Compared to other traditions, evangelicals weren’t significantly more likely to say their churches were still open, but those who also ascribe to the prosperity gospel do have stronger feelings against churches closing to comply with government orders, a case which played out in Tampa on Monday. Nearly half of evangelicals with prosperity gospel beliefs agreed that “freedom to worship is too important to close in-person religious services due to the coronavirus even if more people die as a result.”
At this point, the vast majority of US Protestant pastors have closed their church doors and understand that ministry will be disrupted for months ahead. So the pressing questions have shifted to the state of their congregation as a whole, and what they as leaders can do to shepherd their disparate flock through an unprecedented time.
More than three-quarters of pastors surveyed by Barna over the past few days indicated that the coronavirus pandemic had affected the well-being of their church, up from two-thirds during the beginning of the March 20–30 survey window. Half (47%) say giving was “significantly down,” but only one in five (21%) have decided to cut staff hours. The vast majority (71%) say they have not been forced to make staffing changes.
Though they recognize the financial impact as giving levels drop, pastors said their biggest concern is their congregants: how to care for more isolated members from afar and, in worst-case scenarios, how to minister to the sick and dying. (In many places, even chaplains can no longer visit patients.)

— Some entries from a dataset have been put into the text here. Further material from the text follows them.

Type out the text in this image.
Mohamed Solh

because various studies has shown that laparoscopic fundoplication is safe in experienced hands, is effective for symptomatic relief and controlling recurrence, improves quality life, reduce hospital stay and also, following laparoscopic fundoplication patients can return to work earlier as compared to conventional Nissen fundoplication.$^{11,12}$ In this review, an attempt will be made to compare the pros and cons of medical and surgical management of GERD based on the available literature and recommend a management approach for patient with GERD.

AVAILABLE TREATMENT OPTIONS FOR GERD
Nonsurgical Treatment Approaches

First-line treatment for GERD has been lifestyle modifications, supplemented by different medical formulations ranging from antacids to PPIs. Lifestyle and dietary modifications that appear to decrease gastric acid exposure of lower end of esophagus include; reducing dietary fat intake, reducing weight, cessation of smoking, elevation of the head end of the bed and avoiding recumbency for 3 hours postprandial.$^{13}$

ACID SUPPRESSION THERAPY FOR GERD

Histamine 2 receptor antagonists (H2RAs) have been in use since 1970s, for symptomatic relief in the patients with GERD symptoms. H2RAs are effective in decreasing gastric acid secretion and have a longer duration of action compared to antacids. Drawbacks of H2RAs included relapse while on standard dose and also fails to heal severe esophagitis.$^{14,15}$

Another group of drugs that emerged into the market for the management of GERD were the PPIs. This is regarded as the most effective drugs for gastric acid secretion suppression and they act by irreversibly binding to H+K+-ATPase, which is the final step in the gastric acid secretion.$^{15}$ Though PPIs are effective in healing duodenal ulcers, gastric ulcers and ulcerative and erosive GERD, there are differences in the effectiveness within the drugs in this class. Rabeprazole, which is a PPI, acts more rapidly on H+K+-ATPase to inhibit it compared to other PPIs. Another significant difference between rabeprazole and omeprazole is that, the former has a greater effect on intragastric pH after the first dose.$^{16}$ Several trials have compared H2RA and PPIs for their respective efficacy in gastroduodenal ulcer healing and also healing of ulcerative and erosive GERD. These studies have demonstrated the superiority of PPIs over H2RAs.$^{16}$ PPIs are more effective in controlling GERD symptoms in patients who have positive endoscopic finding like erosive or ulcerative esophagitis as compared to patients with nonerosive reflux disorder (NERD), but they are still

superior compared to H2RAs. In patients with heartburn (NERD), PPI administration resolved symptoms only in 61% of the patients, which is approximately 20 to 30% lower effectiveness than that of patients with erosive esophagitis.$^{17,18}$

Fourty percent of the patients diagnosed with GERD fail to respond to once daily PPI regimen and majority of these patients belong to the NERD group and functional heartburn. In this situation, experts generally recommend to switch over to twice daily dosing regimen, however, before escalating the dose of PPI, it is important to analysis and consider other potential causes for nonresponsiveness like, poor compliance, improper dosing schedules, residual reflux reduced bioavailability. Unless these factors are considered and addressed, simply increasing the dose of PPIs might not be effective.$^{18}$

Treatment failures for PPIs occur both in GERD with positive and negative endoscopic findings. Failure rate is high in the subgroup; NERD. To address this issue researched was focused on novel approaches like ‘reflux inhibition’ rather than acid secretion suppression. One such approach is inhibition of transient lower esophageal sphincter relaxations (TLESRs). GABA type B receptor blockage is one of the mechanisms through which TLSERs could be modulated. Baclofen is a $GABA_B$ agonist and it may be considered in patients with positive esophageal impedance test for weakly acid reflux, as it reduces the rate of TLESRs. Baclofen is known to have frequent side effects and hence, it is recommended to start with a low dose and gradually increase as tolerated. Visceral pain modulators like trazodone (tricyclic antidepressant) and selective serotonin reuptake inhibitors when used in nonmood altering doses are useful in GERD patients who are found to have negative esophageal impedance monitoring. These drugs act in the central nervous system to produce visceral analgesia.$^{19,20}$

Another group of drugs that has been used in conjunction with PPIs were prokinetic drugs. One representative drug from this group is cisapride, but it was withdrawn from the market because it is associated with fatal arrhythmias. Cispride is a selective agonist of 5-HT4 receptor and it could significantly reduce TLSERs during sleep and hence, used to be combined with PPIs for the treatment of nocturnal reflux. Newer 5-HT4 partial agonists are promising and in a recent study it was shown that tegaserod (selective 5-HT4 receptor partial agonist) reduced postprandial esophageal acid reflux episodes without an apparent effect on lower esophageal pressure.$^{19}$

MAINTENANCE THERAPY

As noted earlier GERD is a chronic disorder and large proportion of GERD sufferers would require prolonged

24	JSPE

What about the people who live alone? The depressed? The sick? Those who have lost loved ones? It feels like just at the time when their congregation really needs pastoral care, they aren’t able to be with them as they typically would.
“I am primarily concerned for the health of our people, particularly those in high risk categories,” said Chris Taylor, teaching elder at Christ Church Bentonville in Arkansas. On his social media feeds, Taylor shares daily clips of driving to congregants’ homes to greet and check in from a distance.

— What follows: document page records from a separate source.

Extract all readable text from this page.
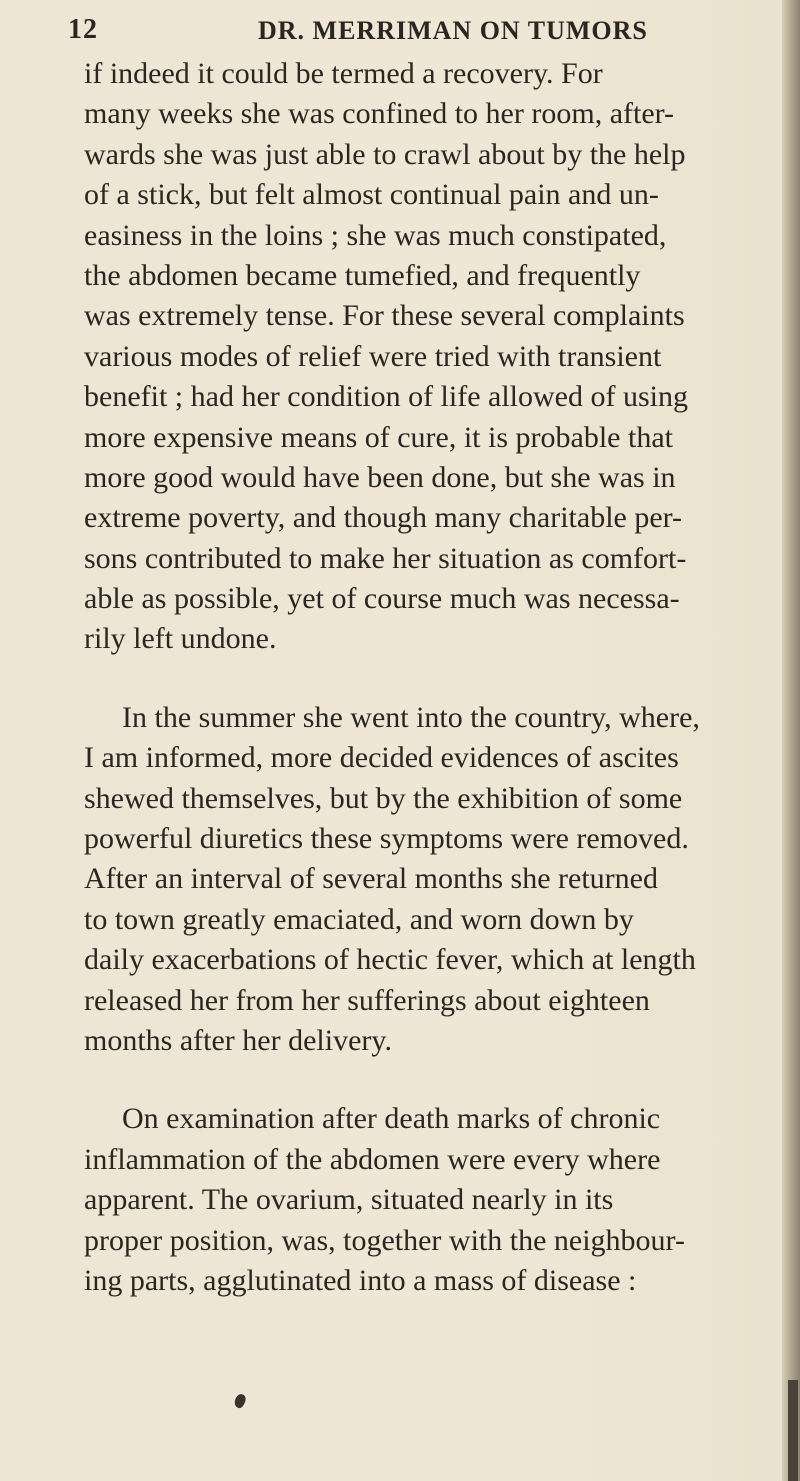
12	DR. MERRIMAN ON TUMORS
if indeed it could be termed a recovery. For
many weeks she was confined to her room, after-
wards she was just able to crawl about by the help
of a stick, but felt almost continual pain and un-
easiness in the loins ; she was much constipated,
the abdomen became tumefied, and frequently
was extremely tense. For these several complaints
various modes of relief were tried with transient
benefit ; had her condition of life allowed of using
more expensive means of cure, it is probable that
more good would have been done, but she was in
extreme poverty, and though many charitable per-
sons contributed to make her situation as comfort-
able as possible, yet of course much was necessa-
rily left undone.
In the summer she went into the country, where,
I am informed, more decided evidences of ascites
shewed themselves, but by the exhibition of some
powerful diuretics these symptoms were removed.
After an interval of several months she returned
to town greatly emaciated, and worn down by
daily exacerbations of hectic fever, which at length
released her from her sufferings about eighteen
months after her delivery.
On examination after death marks of chronic
inflammation of the abdomen were every where
apparent. The ovarium, situated nearly in its
proper position, was, together with the neighbour-
ing parts, agglutinated into a mass of disease :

“I am not concerned for us as a body,” he said. “I actually expect us to be strengthened and encouraged by our responses both individually and as a whole.”
Taylor’s outlook reflects what fellow pastors in the Barna survey: 95 percent are confident that their church will endure the pandemic and nearly all say it will not diminish their congregants’ faith, with 42 percent saying it is growing stronger as a result.
Erik Koliser, who pastors the West Campus of Center Point Church in Lexington, Kentucky, brought up the challenge of meeting the “large-scale needs of my church and community,” but said that things have gone better than he expected. “I have to admit I’m quite proud of my church with this so far,” he said on Monday.
Kinnaman at Barna said that without the weekly in-person church gathering, many pastors have had realized how much they counted on seeing people in the pews as a sign of the health of the congregation. “One of the long-lasting impacts of this crisis is that leaders will have to use better tools to stay connected with their people,” he said.
Ed Stetzer, director of the Billy Graham Center, saw similar challenges as more than 1,500 pastors responded to a recent survey around church life amid the COVID-19 outbreak.
“While pastors might have been looking for information or encouragement in the early days of the epidemic, their overwhelming request is for practical advice,” Stetzer wrote on his CT blog, the Exchange. More than half of pastors specifically were looking for resources around ministry outside of Sunday services and traditional face-to-face outreach.